Member of the Legislative Assembly of Western Australia
- In office 29 September 1917 – 20 August 1918
- Preceded by: Evan Wisdom
- Succeeded by: Thomas Duff
- Constituency: Claremont

Personal details
- Born: 23 May 1868 Glasgow, Scotland
- Died: 30 August 1927 (aged 59)
- Party: Liberal (to 1917) Nationalist (from 1917)

= John Stewart (Western Australian politician) =

Australian politician

John Stewart (23 May 1868 – 30 August 1927) was an Australian businessman and politician who briefly represented the seat of Claremont in the Legislative Assembly of Western Australia, from 1917 to 1918.

Stewart was born in Glasgow, Scotland, to Jeannie (née Moore) and Bruce Stewart. He arrived in Western Australia in the 1890s, and by 1897 was working as an accountant in Fremantle. In 1900, he founded a produce firm, John Stewart & Co., and subsequently became prominent in Fremantle's mercantile sector, serving as a president of the Fremantle Chamber of Commerce. At the 1914 state election, Stewart unsuccessfully contested the seat of Fremantle as a Liberal candidate, opposing the Labor government of John Scaddan. He was defeated by Labor's William Carpenter, the sitting member, placing second (in front of another Liberal candidate) with 29.40 percent of the vote.

A strong supporter of the war effort against Germany, Stewart resigned from the Fremantle Chamber of Commerce in June 1916 to protest its apparent unwillingness to bar "persons of enemy birth" from membership. Prominent in local Presbyterian circles, he was a member of the boards of Scotch College and Presbyterian Ladies' College, each located in the seat of Claremont. Stewart stood for that electorate at the 1917 election, running as one of three Nationalist candidates. He placed second on first preferences, but on the two-candidate-preferred vote eventually won on a majority of just two votes, following a recount. Stewart's time in parliament, however, was short-lived, as he resigned due to ill-health less than a year after taking office. The resulting by-election was won by another Nationalist, Thomas Duff.

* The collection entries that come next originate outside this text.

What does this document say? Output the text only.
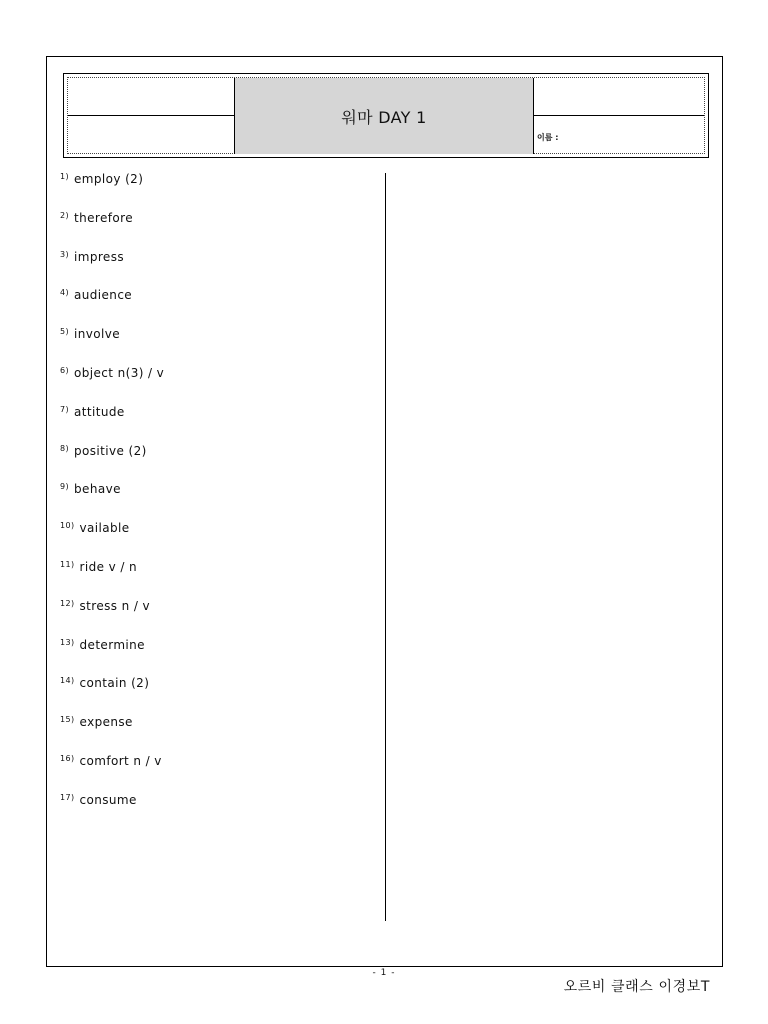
워마 DAY 1
이름 :
$^{1)}$ employ (2)
$^{2)}$ therefore
$^{3)}$ impress
$^{4)}$ audience
$^{5)}$ involve
$^{6)}$ object n(3) / v
$^{7)}$ attitude
$^{8)}$ positive (2)
$^{9)}$ behave
$^{10)}$ vailable
$^{11)}$ ride v / n
$^{12)}$ stress n / v
$^{13)}$ determine
$^{14)}$ contain (2)
$^{15)}$ expense
$^{16)}$ comfort n / v
$^{17)}$ consume
- 1 -
오르비 클래스 이경보T
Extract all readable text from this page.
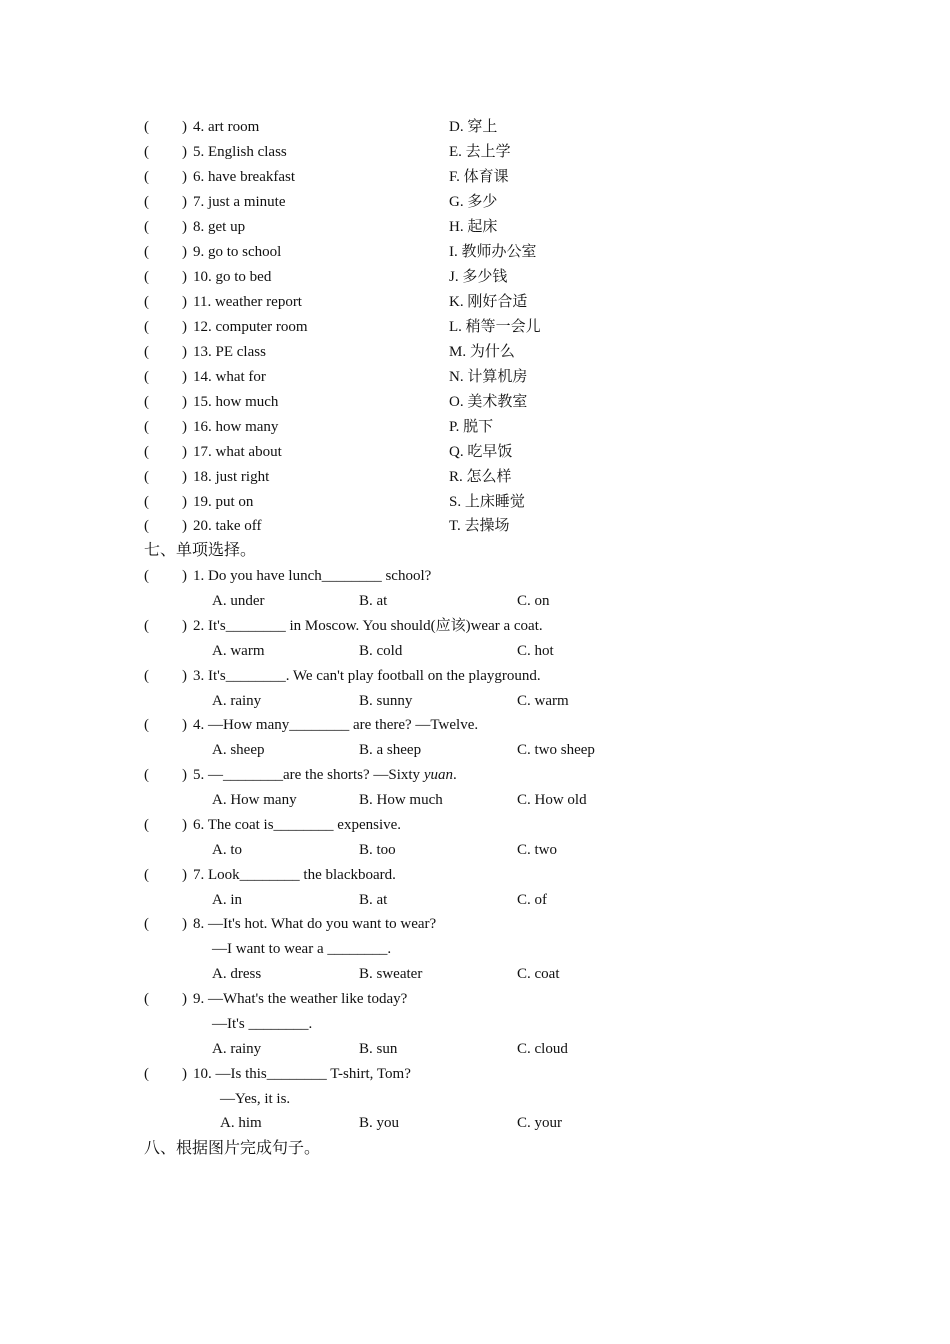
( ) 4. art room	D. 穿上
( ) 5. English class	E. 去上学
( ) 6. have breakfast	F. 体育课
( ) 7. just a minute	G. 多少
( ) 8. get up	H. 起床
( ) 9. go to school	I. 教师办公室
( ) 10. go to bed	J. 多少钱
( ) 11. weather report	K. 刚好合适
( ) 12. computer room	L. 稍等一会儿
( ) 13. PE class	M. 为什么
( ) 14. what for	N. 计算机房
( ) 15. how much	O. 美术教室
( ) 16. how many	P. 脱下
( ) 17. what about	Q. 吃早饭
( ) 18. just right	R. 怎么样
( ) 19. put on	S. 上床睡觉
( ) 20. take off	T. 去操场
七、单项选择。
( ) 1. Do you have lunch________ school?
A. under	B. at	C. on
( ) 2. It's________ in Moscow. You should(应该)wear a coat.
A. warm	B. cold	C. hot
( ) 3. It's________. We can't play football on the playground.
A. rainy	B. sunny	C. warm
( ) 4. —How many________ are there? —Twelve.
A. sheep	B. a sheep	C. two sheep
( ) 5. —________are the shorts? —Sixty yuan.
A. How many	B. How much	C. How old
( ) 6. The coat is________ expensive.
A. to	B. too	C. two
( ) 7. Look________ the blackboard.
A. in	B. at	C. of
( ) 8. —It's hot. What do you want to wear?
—I want to wear a ________.
A. dress	B. sweater	C. coat
( ) 9. —What's the weather like today?
—It's ________.
A. rainy	B. sun	C. cloud
( ) 10. —Is this________ T-shirt, Tom?
—Yes, it is.
A. him	B. you	C. your
八、根据图片完成句子。
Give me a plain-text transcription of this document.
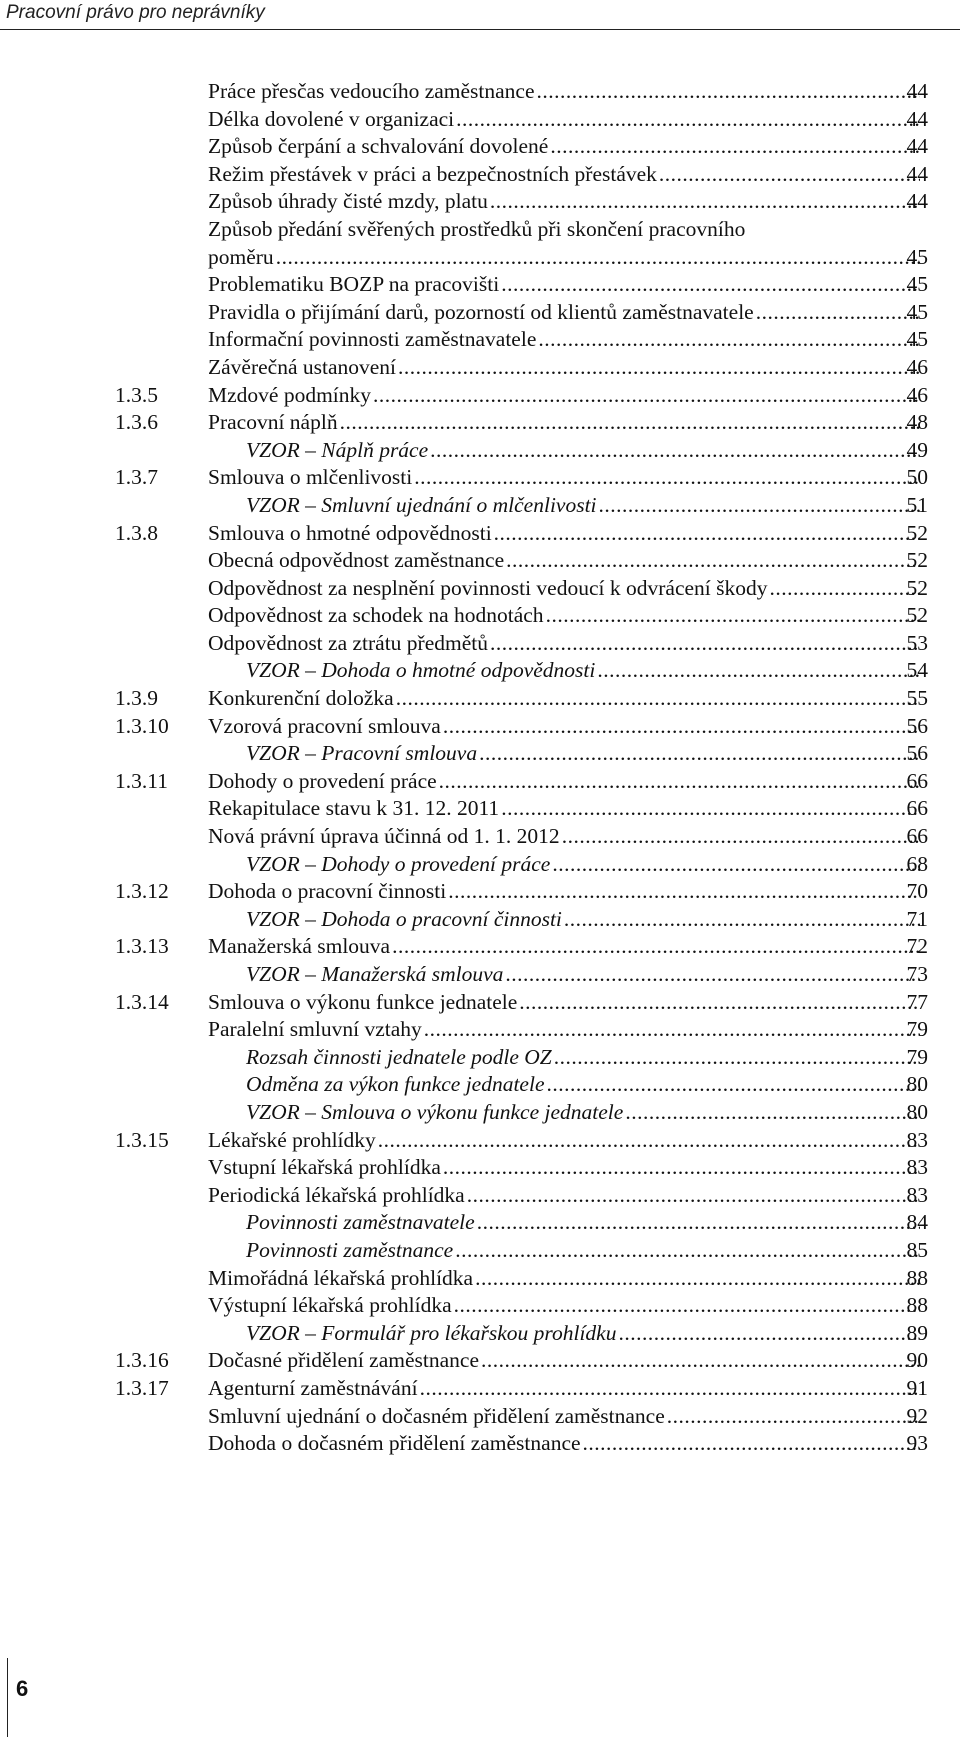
Pracovní právo pro neprávníky
Práce přesčas vedoucího zaměstnance .....	44
Délka dovolené v organizaci .....	44
Způsob čerpání a schvalování dovolené .....	44
Režim přestávek v práci a bezpečnostních přestávek .....	44
Způsob úhrady čisté mzdy, platu .....	44
Způsob předání svěřených prostředků při skončení pracovního
poměru .....	45
Problematiku BOZP na pracovišti .....	45
Pravidla o přijímání darů, pozorností od klientů zaměstnavatele .....	45
Informační povinnosti zaměstnavatele .....	45
Závěrečná ustanovení .....	46
1.3.5 Mzdové podmínky .....	46
1.3.6 Pracovní náplň .....	48
VZOR – Náplň práce .....	49
1.3.7 Smlouva o mlčenlivosti .....	50
VZOR – Smluvní ujednání o mlčenlivosti .....	51
1.3.8 Smlouva o hmotné odpovědnosti .....	52
Obecná odpovědnost zaměstnance .....	52
Odpovědnost za nesplnění povinnosti vedoucí k odvrácení škody .....	52
Odpovědnost za schodek na hodnotách .....	52
Odpovědnost za ztrátu předmětů .....	53
VZOR – Dohoda o hmotné odpovědnosti .....	54
1.3.9 Konkurenční doložka .....	55
1.3.10 Vzorová pracovní smlouva .....	56
VZOR – Pracovní smlouva .....	56
1.3.11 Dohody o provedení práce .....	66
Rekapitulace stavu k 31. 12. 2011 .....	66
Nová právní úprava účinná od 1. 1. 2012 .....	66
VZOR – Dohody o provedení práce .....	68
1.3.12 Dohoda o pracovní činnosti .....	70
VZOR – Dohoda o pracovní činnosti .....	71
1.3.13 Manažerská smlouva .....	72
VZOR – Manažerská smlouva .....	73
1.3.14 Smlouva o výkonu funkce jednatele .....	77
Paralelní smluvní vztahy .....	79
Rozsah činnosti jednatele podle OZ .....	79
Odměna za výkon funkce jednatele .....	80
VZOR – Smlouva o výkonu funkce jednatele .....	80
1.3.15 Lékařské prohlídky .....	83
Vstupní lékařská prohlídka .....	83
Periodická lékařská prohlídka .....	83
Povinnosti zaměstnavatele .....	84
Povinnosti zaměstnance .....	85
Mimořádná lékařská prohlídka .....	88
Výstupní lékařská prohlídka .....	88
VZOR – Formulář pro lékařskou prohlídku .....	89
1.3.16 Dočasné přidělení zaměstnance .....	90
1.3.17 Agenturní zaměstnávání .....	91
Smluvní ujednání o dočasném přidělení zaměstnance .....	92
Dohoda o dočasném přidělení zaměstnance .....	93
6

Stewart had married Lily Berry Tate in June 1897 in Fremantle, and the couple went on to have four sons and a daughter together. Later becoming residents of Cottesloe, the couple left for an extended tour of Europe in 1926. On the return voyage to Australia, on the SS Narkunda in late August 1927, they were at sea near Gibraltar when Stewart jumped from a porthole wearing only his pyjamas. Both he and an engineer who had dived after him were drowned, and an inquest returned a verdict of suicide, brought on by "acute insomnia and neurasthenia". Aged 59 at the time of his death, Stewart was eulogised in The West Australian as a "capable business man" and "generous donor", "possessing gifts above the average".